2. Lines 297-300: “Ectopic expression of sarcolipin (Sln), a regulator of sarcoplasmic reticulum Ca2+-ATPase, which activates calcineurin-NFATc1 signaling, causes an increase in strabilin-2 protein content in functionally overloaded plantaris muscles [99].” I did not find such a statement in the original article, either of stabilin-2 or strabilin-2. What molecule the writers mean or is the reference incorrect?

3. A chart / table that summarizes the role of stabilins as phosphatidylserine receptors would be nice illustrative addition to the text.

Minor comments:

1. I would prefer that in the text the description of stabilin receptors would be in numerical order (for example in the paragraph 2.2.).

2. Rephrase the text in the line 108 “Which are participate” and in the line 241 “is likely one”.

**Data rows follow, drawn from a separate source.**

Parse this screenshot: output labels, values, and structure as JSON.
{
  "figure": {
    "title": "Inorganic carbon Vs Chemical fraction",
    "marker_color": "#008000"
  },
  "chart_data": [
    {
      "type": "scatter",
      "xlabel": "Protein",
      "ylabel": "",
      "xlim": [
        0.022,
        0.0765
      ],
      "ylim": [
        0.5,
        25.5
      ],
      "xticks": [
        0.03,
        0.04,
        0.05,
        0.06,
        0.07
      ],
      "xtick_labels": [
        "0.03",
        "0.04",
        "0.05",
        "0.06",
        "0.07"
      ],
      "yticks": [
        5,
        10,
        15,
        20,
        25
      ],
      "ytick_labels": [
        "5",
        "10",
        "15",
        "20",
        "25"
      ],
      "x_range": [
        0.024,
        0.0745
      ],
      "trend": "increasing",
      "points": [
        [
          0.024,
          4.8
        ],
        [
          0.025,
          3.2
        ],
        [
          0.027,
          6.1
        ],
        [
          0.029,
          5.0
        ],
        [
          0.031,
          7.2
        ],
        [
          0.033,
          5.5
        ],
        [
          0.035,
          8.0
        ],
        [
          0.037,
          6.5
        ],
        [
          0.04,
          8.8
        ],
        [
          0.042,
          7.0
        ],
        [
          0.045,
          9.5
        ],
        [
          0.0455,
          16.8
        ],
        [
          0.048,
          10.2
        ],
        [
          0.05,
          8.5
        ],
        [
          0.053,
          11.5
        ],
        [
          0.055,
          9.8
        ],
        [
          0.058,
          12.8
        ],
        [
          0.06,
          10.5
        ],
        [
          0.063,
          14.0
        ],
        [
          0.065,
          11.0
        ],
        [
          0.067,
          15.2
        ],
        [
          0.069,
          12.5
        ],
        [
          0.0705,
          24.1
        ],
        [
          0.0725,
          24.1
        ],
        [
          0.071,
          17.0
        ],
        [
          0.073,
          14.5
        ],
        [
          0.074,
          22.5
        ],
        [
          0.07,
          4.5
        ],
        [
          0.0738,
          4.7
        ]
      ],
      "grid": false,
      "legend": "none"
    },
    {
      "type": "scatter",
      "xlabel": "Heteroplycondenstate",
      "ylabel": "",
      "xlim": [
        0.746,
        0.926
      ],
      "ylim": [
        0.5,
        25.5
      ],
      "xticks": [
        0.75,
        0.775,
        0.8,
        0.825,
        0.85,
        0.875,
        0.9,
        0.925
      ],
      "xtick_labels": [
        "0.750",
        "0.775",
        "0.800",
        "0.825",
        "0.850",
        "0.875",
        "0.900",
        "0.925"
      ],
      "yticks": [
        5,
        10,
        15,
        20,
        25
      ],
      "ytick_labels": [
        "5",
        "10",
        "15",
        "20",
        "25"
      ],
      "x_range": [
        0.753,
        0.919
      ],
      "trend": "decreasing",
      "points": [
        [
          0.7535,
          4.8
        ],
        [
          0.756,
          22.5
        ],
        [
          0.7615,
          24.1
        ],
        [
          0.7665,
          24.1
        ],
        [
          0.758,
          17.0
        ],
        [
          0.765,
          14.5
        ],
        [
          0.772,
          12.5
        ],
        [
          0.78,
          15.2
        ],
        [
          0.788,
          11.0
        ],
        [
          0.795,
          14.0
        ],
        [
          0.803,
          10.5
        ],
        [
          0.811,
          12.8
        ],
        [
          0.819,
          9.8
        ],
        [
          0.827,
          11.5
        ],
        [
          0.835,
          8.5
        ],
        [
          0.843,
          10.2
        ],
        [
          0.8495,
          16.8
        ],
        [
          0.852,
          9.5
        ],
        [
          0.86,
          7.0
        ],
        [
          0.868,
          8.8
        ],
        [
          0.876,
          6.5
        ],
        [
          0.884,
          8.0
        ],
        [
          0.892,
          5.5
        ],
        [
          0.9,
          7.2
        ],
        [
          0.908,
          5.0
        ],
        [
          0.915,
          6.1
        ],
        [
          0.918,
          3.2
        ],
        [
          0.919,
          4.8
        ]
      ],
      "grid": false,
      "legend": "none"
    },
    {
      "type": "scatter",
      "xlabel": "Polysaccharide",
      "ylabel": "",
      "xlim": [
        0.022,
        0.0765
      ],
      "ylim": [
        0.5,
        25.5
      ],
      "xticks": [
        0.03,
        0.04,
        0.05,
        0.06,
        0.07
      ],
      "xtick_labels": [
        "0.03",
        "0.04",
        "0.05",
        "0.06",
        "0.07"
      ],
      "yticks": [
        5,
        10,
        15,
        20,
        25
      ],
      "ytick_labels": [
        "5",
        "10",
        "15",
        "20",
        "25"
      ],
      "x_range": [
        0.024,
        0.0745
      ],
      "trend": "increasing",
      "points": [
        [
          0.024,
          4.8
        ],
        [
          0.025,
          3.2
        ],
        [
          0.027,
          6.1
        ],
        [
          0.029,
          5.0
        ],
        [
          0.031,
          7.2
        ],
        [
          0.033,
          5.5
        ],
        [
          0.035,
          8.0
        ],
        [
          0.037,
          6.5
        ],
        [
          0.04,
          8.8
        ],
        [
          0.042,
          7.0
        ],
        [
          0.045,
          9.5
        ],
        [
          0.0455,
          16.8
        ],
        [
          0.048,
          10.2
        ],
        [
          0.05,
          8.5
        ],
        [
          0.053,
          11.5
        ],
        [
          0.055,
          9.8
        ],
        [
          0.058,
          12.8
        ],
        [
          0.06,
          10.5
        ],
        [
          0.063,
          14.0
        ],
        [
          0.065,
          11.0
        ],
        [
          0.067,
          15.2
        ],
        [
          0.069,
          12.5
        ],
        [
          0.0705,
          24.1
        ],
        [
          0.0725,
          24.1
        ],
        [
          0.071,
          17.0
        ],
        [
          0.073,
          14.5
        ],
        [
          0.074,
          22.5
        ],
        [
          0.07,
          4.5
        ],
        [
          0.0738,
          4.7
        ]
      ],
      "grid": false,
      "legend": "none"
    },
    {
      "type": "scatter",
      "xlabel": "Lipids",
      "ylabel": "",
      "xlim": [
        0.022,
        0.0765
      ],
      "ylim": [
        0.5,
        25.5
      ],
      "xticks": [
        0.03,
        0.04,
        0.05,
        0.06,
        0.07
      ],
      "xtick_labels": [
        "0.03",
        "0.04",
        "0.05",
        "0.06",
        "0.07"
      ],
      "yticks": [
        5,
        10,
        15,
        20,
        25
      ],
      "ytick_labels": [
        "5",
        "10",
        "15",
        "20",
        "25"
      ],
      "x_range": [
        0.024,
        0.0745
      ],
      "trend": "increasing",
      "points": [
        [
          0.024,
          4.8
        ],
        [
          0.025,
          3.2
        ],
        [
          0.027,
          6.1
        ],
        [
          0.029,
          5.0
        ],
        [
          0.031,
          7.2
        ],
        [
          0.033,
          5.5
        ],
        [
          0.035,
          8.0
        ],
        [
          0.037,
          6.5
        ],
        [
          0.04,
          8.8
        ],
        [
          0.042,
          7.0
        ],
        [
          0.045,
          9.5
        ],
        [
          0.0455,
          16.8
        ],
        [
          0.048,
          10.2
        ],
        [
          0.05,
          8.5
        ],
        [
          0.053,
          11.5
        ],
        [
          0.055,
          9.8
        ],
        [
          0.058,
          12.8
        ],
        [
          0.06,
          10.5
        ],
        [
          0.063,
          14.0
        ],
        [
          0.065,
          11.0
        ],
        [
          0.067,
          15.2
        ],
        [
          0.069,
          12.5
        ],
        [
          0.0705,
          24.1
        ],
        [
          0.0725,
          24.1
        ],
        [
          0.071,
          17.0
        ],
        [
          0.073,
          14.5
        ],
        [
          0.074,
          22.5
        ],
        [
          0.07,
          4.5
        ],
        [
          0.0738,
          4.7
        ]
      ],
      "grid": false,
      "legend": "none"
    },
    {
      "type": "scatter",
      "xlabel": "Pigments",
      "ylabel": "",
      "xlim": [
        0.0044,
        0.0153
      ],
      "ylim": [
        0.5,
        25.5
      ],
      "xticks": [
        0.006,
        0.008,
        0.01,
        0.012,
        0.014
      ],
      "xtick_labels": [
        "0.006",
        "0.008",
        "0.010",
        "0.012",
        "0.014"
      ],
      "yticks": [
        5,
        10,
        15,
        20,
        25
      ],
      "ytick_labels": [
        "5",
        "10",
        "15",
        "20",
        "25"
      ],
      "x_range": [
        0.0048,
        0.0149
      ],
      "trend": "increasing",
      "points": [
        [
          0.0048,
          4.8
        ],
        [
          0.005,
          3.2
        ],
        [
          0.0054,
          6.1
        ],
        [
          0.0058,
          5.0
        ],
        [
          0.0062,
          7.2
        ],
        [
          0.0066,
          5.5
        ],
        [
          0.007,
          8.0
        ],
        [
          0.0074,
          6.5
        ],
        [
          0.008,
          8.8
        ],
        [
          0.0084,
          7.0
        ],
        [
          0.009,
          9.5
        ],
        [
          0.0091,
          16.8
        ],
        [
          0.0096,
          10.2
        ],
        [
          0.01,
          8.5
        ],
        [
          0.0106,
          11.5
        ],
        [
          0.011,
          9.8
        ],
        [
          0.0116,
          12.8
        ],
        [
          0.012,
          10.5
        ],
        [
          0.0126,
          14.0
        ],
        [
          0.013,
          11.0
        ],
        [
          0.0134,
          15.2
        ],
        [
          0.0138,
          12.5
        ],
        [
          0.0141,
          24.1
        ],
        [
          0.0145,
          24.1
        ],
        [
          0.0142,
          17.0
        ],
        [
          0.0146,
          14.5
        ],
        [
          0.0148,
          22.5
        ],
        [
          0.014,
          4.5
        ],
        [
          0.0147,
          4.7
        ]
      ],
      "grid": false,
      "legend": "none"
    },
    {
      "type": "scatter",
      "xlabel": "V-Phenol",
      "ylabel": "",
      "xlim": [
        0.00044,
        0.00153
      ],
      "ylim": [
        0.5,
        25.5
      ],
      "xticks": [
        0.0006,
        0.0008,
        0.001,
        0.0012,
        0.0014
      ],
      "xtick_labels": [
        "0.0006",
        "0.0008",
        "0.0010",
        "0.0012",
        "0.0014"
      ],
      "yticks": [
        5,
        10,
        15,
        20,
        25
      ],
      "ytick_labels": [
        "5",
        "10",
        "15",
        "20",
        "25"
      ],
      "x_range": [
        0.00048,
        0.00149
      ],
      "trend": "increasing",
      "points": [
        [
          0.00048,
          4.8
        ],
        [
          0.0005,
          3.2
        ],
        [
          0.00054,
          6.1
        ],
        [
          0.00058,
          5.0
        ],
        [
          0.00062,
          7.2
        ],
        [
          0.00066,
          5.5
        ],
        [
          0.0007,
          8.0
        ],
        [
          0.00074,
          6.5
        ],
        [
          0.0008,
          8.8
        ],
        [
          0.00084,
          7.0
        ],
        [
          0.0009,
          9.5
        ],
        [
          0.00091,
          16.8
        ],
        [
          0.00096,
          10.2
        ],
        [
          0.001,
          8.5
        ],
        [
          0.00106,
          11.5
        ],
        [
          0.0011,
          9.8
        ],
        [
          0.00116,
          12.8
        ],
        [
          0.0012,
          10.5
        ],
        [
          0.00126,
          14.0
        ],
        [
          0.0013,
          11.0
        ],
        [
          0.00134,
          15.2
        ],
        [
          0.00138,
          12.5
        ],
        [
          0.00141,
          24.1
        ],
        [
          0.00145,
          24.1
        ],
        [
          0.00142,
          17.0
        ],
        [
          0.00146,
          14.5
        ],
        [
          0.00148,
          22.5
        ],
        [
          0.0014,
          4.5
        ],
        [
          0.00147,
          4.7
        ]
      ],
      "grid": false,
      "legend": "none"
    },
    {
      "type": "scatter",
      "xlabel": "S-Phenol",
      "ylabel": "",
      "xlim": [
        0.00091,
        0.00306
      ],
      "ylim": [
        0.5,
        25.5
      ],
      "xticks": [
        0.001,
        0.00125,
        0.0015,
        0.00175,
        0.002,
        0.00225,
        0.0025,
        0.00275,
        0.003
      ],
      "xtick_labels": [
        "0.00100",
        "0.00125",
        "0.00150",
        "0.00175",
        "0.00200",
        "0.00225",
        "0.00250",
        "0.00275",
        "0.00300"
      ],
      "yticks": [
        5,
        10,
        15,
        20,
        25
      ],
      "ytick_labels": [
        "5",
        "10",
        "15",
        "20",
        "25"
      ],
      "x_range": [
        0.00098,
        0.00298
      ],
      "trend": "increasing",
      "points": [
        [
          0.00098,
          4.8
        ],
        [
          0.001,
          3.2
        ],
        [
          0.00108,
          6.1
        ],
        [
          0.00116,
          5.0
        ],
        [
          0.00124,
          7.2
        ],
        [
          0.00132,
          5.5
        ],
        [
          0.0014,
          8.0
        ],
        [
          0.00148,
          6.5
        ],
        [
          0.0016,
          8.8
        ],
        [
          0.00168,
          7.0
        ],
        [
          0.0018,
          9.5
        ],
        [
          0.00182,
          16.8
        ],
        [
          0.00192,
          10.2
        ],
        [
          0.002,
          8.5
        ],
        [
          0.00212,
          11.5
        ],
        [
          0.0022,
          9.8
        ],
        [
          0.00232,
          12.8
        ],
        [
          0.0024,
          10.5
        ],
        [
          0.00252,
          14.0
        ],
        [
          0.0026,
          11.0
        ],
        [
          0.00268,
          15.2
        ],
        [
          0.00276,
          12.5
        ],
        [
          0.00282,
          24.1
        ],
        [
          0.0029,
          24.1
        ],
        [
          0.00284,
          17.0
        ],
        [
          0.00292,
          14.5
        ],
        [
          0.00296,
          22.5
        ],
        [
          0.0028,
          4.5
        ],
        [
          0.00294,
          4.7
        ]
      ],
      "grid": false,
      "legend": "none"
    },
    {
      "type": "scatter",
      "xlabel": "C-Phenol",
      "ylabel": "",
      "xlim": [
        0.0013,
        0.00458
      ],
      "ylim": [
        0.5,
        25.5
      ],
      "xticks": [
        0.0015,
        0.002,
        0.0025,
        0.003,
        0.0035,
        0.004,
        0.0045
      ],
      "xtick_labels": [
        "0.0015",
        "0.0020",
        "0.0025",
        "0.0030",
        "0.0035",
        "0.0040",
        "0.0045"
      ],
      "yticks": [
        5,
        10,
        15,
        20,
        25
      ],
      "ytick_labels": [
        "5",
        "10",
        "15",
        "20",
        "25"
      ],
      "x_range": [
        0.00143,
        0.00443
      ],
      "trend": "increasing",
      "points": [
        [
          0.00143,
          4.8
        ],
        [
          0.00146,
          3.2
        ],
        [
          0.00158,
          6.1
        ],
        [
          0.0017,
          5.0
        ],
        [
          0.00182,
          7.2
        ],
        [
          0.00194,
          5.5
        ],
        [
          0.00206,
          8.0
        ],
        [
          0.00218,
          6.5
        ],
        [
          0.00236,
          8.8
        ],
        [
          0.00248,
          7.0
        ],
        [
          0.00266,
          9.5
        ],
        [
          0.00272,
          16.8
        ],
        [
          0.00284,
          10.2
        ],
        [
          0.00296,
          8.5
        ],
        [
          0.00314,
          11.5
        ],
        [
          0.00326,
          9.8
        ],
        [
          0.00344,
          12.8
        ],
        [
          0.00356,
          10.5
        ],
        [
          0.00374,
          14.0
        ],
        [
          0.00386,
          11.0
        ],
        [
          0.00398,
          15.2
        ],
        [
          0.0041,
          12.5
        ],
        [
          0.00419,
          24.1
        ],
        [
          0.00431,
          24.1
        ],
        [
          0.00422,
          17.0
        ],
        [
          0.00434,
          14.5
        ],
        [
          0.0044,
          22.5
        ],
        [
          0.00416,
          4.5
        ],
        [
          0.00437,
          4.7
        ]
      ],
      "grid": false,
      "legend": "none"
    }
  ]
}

3. In the line 435 “33. omorski, T.” The first letter, P, is missing.

Author Response

Comments and Suggestions for Authors (Reviewer 4)

Major comments:

The manuscript describes the role of stabilins as phosphatidylserine receptors. Currently, there are two stabilin receptors reported, stabilin-1 and stabilin-2. Overall most of the text was about stabilin-2. I admit the fact that there are not so much studies of stabilin-1 as a phosphatidylserine receptor compared to stabilin-2. However, the title states both molecules, so there should not be so huge unbalance in those parts where the literature is available. For example paragraph “2-3. Phosphatidylserine-binding domain in stabilin receptors” merely describes stabilin-2. and Figure 1. illustrates the structure of stabilin-2. In the figure there could be both stabilins side by side and in the text more of stabilin-1 (in this particular paragraph: stabilin-1 also binds to phosphatidylserine through EGF-like domain repeats as stabilin-2, ref 20 in the article by the writers of this manuscript).

[Answer]

As the reviewer has suggested, the structure of stabilin-1 was added in Figure 1 (left panel). The information about the phosphatidylserine-binding domain of stabilin-1 was described in the text (lines 171-173).

Lines 297-300: “Ectopic expression of sarcolipin (Sln), a regulator of sarcoplasmic reticulum Ca2+-ATPase, which activates calcineurin-NFATc1 signaling, causes an increase in strabilin-2 protein content in functionally overloaded plantaris muscles [99].” I did not find such a statement in the original article, either of stabilin-2 or strabilin-2. What molecule the writers mean or is the reference incorrect?

[Answer]

This reference is incorrect. In line 343, ref.99 in original manuscript was replaced with a correct reference (ref. 104; Fajardo, V.A.; Rietze, B.A.; Chambers, P.J.; Bellissimo, C.; Bombardier, E.; Quadrilatero, J.; Tupling, A.R. Effects of sarcolipin deletion on skeletal muscle adaptive responses to functional overload and unload. Am J Physiol Cell Physiol 2017, 313, C154-C161, doi:10.1152/ajpcell.00291.2016).

A chart / table that summarizes the role of stabilins as phosphatidylserine receptors would be nice illustrative addition to the text.

[Answer]

The roles of Stabilin-1 and Stabilin-2 as phosphatidylserine receptors were summarized in Table 1 (page 17).

Minor comments:

I would prefer that in the text the description of stabilin receptors would be in numerical order (for example in the paragraph 2.2.).

[Answer]

In section 2.2., the description for Stabilin-1 in lines 130-143 was moved into lines 88-102.

The sentence in lines 106-108 was moved into lines 103-104.

Rephrase the text in the line 108 “Which are participate” and in the line 241 “is likely one”.

[Answer]

In line 91, “which are participate” was changed into “which are participated.”

In line 272, “is likely one candidate” was changed into “may be a candidate.”

In the line 435 “33. omorski, T.” The first letter, P, is missing.

[Answer]

In line 489 (ref. 35), “omorski, T” was changed into “Pomorski, T.”